A proposito di cose da rivalutare…tipo la gratitudine
La gratitudine è un’attitudine sottovalutata e poco esercitata. Io personalmente ho spesso ignorato che esprimere gratitudine potesse fare bene più a me che alla persona alla quale ero manifestamente grata.
La vita ci offre occasioni di cambiamento importanti, di svolte radicali. Noi le cogliamo attribuendone il buon esito a noi stessi, alle nostre abilità e al massimo alla buona sorte, dimenticando che una percentuale di merito va alle persone che hanno agevolato quella svolta. Ci sono persone che hanno ricoperto, perlopiù inconsapevolmente e senza chiedere nulla in cambio, un ruolo chiave nella mia vita, che in qualche modo sono state corresponsabili di un cambiamento ma che nell’ebbrezza del momento, così impegnata a gioire o concentrata sui miei successi, ho dimenticato di ringraziare, considerandole comparse di un film la cui unica protagonista ero io.
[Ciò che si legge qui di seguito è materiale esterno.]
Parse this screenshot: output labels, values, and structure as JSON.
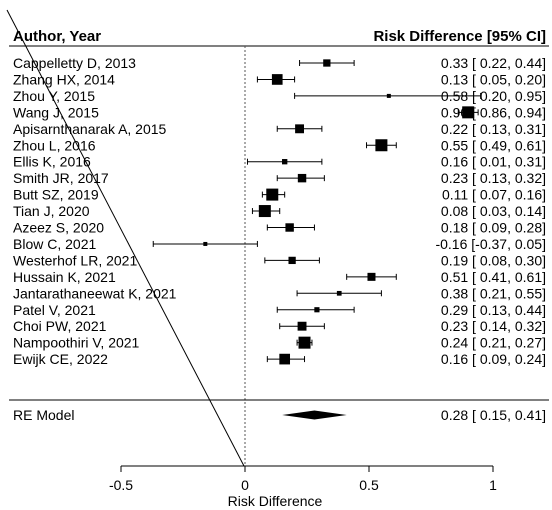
{
  "chart_data": {
    "type": "forest",
    "headers": {
      "study": "Author, Year",
      "effect": "Risk Difference [95% CI]"
    },
    "xlabel": "Risk Difference",
    "xlim": [
      -0.6,
      1.0
    ],
    "xticks": [
      -0.5,
      0,
      0.5,
      1
    ],
    "xtick_labels": [
      "-0.5",
      "0",
      "0.5",
      "1"
    ],
    "reference_line": 0,
    "studies": [
      {
        "label": "Cappelletty D, 2013",
        "est": 0.33,
        "lo": 0.22,
        "hi": 0.44,
        "text": "0.33 [ 0.22, 0.44]"
      },
      {
        "label": "Zhang HX, 2014",
        "est": 0.13,
        "lo": 0.05,
        "hi": 0.2,
        "text": "0.13 [ 0.05, 0.20]"
      },
      {
        "label": "Zhou Y, 2015",
        "est": 0.58,
        "lo": 0.2,
        "hi": 0.95,
        "text": "0.58 [ 0.20, 0.95]"
      },
      {
        "label": "Wang J, 2015",
        "est": 0.9,
        "lo": 0.86,
        "hi": 0.94,
        "text": "0.90 [ 0.86, 0.94]"
      },
      {
        "label": "Apisarnthanarak A, 2015",
        "est": 0.22,
        "lo": 0.13,
        "hi": 0.31,
        "text": "0.22 [ 0.13, 0.31]"
      },
      {
        "label": "Zhou L, 2016",
        "est": 0.55,
        "lo": 0.49,
        "hi": 0.61,
        "text": "0.55 [ 0.49, 0.61]"
      },
      {
        "label": "Ellis K, 2016",
        "est": 0.16,
        "lo": 0.01,
        "hi": 0.31,
        "text": "0.16 [ 0.01, 0.31]"
      },
      {
        "label": "Smith JR, 2017",
        "est": 0.23,
        "lo": 0.13,
        "hi": 0.32,
        "text": "0.23 [ 0.13, 0.32]"
      },
      {
        "label": "Butt SZ, 2019",
        "est": 0.11,
        "lo": 0.07,
        "hi": 0.16,
        "text": "0.11 [ 0.07, 0.16]"
      },
      {
        "label": "Tian J, 2020",
        "est": 0.08,
        "lo": 0.03,
        "hi": 0.14,
        "text": "0.08 [ 0.03, 0.14]"
      },
      {
        "label": "Azeez S, 2020",
        "est": 0.18,
        "lo": 0.09,
        "hi": 0.28,
        "text": "0.18 [ 0.09, 0.28]"
      },
      {
        "label": "Blow C, 2021",
        "est": -0.16,
        "lo": -0.37,
        "hi": 0.05,
        "text": "-0.16 [-0.37, 0.05]"
      },
      {
        "label": "Westerhof LR, 2021",
        "est": 0.19,
        "lo": 0.08,
        "hi": 0.3,
        "text": "0.19 [ 0.08, 0.30]"
      },
      {
        "label": "Hussain K, 2021",
        "est": 0.51,
        "lo": 0.41,
        "hi": 0.61,
        "text": "0.51 [ 0.41, 0.61]"
      },
      {
        "label": "Jantarathaneewat K, 2021",
        "est": 0.38,
        "lo": 0.21,
        "hi": 0.55,
        "text": "0.38 [ 0.21, 0.55]"
      },
      {
        "label": "Patel V, 2021",
        "est": 0.29,
        "lo": 0.13,
        "hi": 0.44,
        "text": "0.29 [ 0.13, 0.44]"
      },
      {
        "label": "Choi PW, 2021",
        "est": 0.23,
        "lo": 0.14,
        "hi": 0.32,
        "text": "0.23 [ 0.14, 0.32]"
      },
      {
        "label": "Nampoothiri V, 2021",
        "est": 0.24,
        "lo": 0.21,
        "hi": 0.27,
        "text": "0.24 [ 0.21, 0.27]"
      },
      {
        "label": "Ewijk CE, 2022",
        "est": 0.16,
        "lo": 0.09,
        "hi": 0.24,
        "text": "0.16 [ 0.09, 0.24]"
      }
    ],
    "summary": {
      "label": "RE Model",
      "est": 0.28,
      "lo": 0.15,
      "hi": 0.41,
      "text": "0.28 [ 0.15, 0.41]"
    }
  }
}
E quindi sì, posso dire di avere avuto finora una vita lineare, piena di amici, di scelte azzeccate che hanno orientato positivamente il mio percorso senza mai farmi andare troppo fuoristrada. In parte è stato merito mio ma molto lo devo, per esempio, ai miei genitori che hanno avuto la lungimiranza e la generosità di darmi tutti gli strumenti per essere una persona libera, mediamente responsabile, capace di discerniLmento, che mi hanno regalato senza risparmiare e senza risparmiarsi esperienze, culturali e ludiche, in grado di formarmi, di aprirmi la mente. Non credo di averli mai ringraziati apertamente per questo, i figli tendono a dare certe cose per scontate.
All’inizio del mio percorso professionale ci fu una persona che mi diede una chance, che mi diede fiducia, un lavoro da senior nonostante in sede di colloquio avessi gonfiato le mie competenze e lui l’avesse capito benissimo: fu il mio capo per 5 anni e poi per altri 7, nella nuova azienda dove mi portò con sé. A molte persone ho confidato quanto gli fossi grata ma stranamente mai a lui: un’occasione mancata. Esprimere gratitudine, chissà perché, suscita pudore e se ne ignorano spesso i portentosi e benefici effetti collaterali. Se Lucrezia non mi avesse stanata dal mio torpore una fredda sera di marzo per portarmi a una cena di amici di amici non avrei mai incontrato Enne. Lucri, non te l’ho mai detto ma ti sono grata! E c’è un’altra persona, che pensavo di detestare, ma a cui sono estremamente grata e l’ho capito solo oggi: il capo che ho avuto gli ultimi tempi di permanenza in azienda, che se non mi avesse reso la vita un inferno non avrei mai preso coscienza del fatto che ero infelice e demotivata e che era tempo che mi dedicassi ad altro ma non avevo il coraggio. Se non mi avesse scossa così forte, forse sarei ancora lì dov’ero, triste e annoiata, invece che qui, felice, con la mia vita in mano. Ringrazio mia cugina Anna che a luglio in spiaggia, tutti i santi giorni porta in braccio i miei figli a fare la doccia, con 40° e la sabbia incandescente sotto ai piedi. E sapete una cosa? ringrazio pure il mio ex fidanzato, che in moto mi ha fatto attraversare il deserto del Marocco ad agosto, la Foresta Nera a gennaio, e tutti i luoghi che avessero dei tornanti da percorrere su due ruote perché, dopo di lui, sapevo con certezza che avrei evitato i motociclisti come la peste e che l’uomo che avrei sposato doveva muoversi su 4 ruote almeno. Gli sono grata perché tutto sommato quelle esperienze estreme che ho fatto con lui non le avrei mai fatte altrimenti, e per una curiosa come me è stato come ossigeno puro; e poi perché mi ha anche lasciato in eredità una certa passione per i Queen, che oggi mi fanno regolarmente compagnia in cuffia quando vado a prendere i figli a scuola.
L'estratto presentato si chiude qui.